Tracking rearrangements

To do this sort of analysis, you need to know how genes are arranged on chromosomes. We’ve only recently developed technology that allows us to sequence very long pieces of DNA—often tens of thousands of bases in a stretch—which makes piecing together chromosomes much easier. The researchers relied on many animal genomes where this had been done and completed a few of their own for the study. In addition, they reconstructed the chromosomes of single-celled organisms that are thought to be closely related to animals to provide a baseline for the starting arrangements.

The origin of animals is thought to have occurred roughly 800 million years ago. So, although breaking up clusters of genes is rare, that’s enough time for it to have happened across much of the genome.
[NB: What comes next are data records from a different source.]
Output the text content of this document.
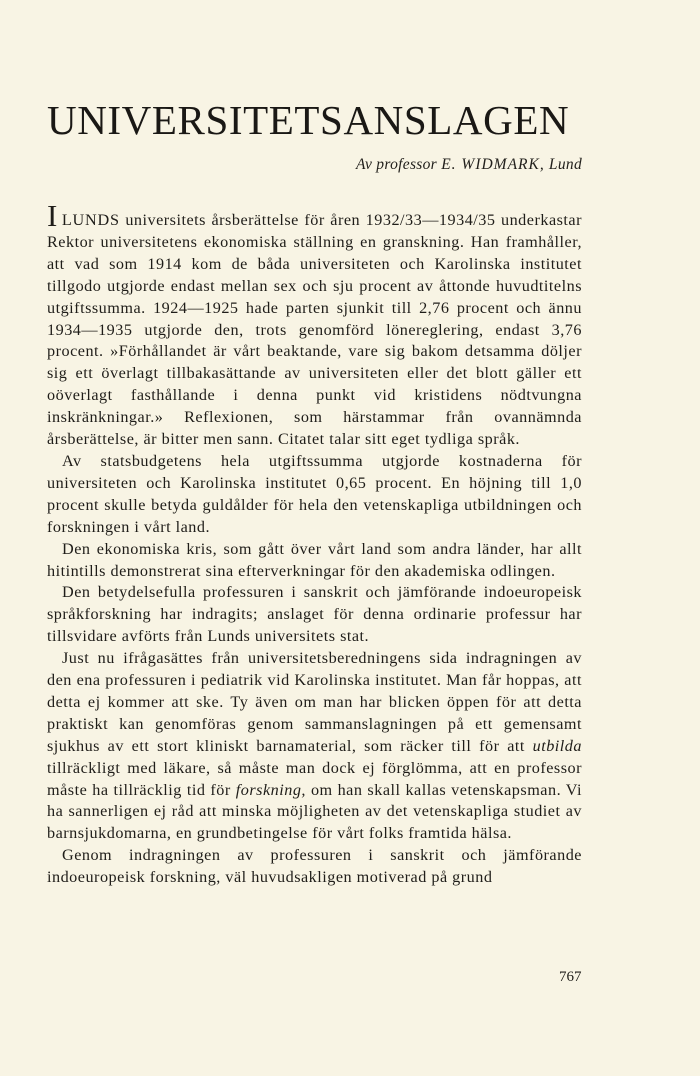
UNIVERSITETSANSLAGEN
Av professor E. WIDMARK, Lund

ILUNDS universitets årsberättelse för åren 1932/33—1934/35 underkastar Rektor universitetens ekonomiska ställning en granskning. Han framhåller, att vad som 1914 kom de båda universiteten och Karolinska institutet tillgodo utgjorde endast mellan sex och sju procent av åttonde huvudtitelns utgiftssumma. 1924—1925 hade parten sjunkit till 2,76 procent och ännu 1934—1935 utgjorde den, trots genomförd lönereglering, endast 3,76 procent. »Förhållandet är vårt beaktande, vare sig bakom detsamma döljer sig ett överlagt tillbakasättande av universiteten eller det blott gäller ett oöverlagt fasthållande i denna punkt vid kristidens nödtvungna inskränkningar.» Reflexionen, som härstammar från ovannämnda årsberättelse, är bitter men sann. Citatet talar sitt eget tydliga språk.

Av statsbudgetens hela utgiftssumma utgjorde kostnaderna för universiteten och Karolinska institutet 0,65 procent. En höjning till 1,0 procent skulle betyda guldålder för hela den vetenskapliga utbildningen och forskningen i vårt land.

Den ekonomiska kris, som gått över vårt land som andra länder, har allt hitintills demonstrerat sina efterverkningar för den akademiska odlingen.

Den betydelsefulla professuren i sanskrit och jämförande indoeuropeisk språkforskning har indragits; anslaget för denna ordinarie professur har tillsvidare avförts från Lunds universitets stat.

Just nu ifrågasättes från universitetsberedningens sida indragningen av den ena professuren i pediatrik vid Karolinska institutet. Man får hoppas, att detta ej kommer att ske. Ty även om man har blicken öppen för att detta praktiskt kan genomföras genom sammanslagningen på ett gemensamt sjukhus av ett stort kliniskt barnamaterial, som räcker till för att utbilda tillräckligt med läkare, så måste man dock ej förglömma, att en professor måste ha tillräcklig tid för forskning, om han skall kallas vetenskapsman. Vi ha sannerligen ej råd att minska möjligheten av det vetenskapliga studiet av barnsjukdomarna, en grundbetingelse för vårt folks framtida hälsa.

Genom indragningen av professuren i sanskrit och jämförande indoeuropeisk forskning, väl huvudsakligen motiverad på grund

767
The researchers were only able to identify a bit under 300 genes that were in clusters that extended back to the single-celled relatives of animals, with the biggest cluster including 29 genes. When the researchers ran 10 million simulations that randomly broke up genes at the rates expected over 800 million years, they never wound up with a cluster as large as eight genes, so most of these are likely to be real ancestral states.

By tracing the rearrangements, the researchers were able to identify eight rearrangements that were shared by animals with left and right sides like us vertebrates, and things like jellyfish (Cnidaria) and sponges (Porifera). None of these showed up in comb jellies (Ctenophora). Again, they performed 100 million random simulations and never saw this pattern of inheritance, so it seems to be real.

This means that animals like us vertebrates, along with everything else that has a left and right side, is more closely related to sponges than we are to comb jellies. That’s despite the fact that sponges have no muscles or nervous system, while comb jellies share both of them with us.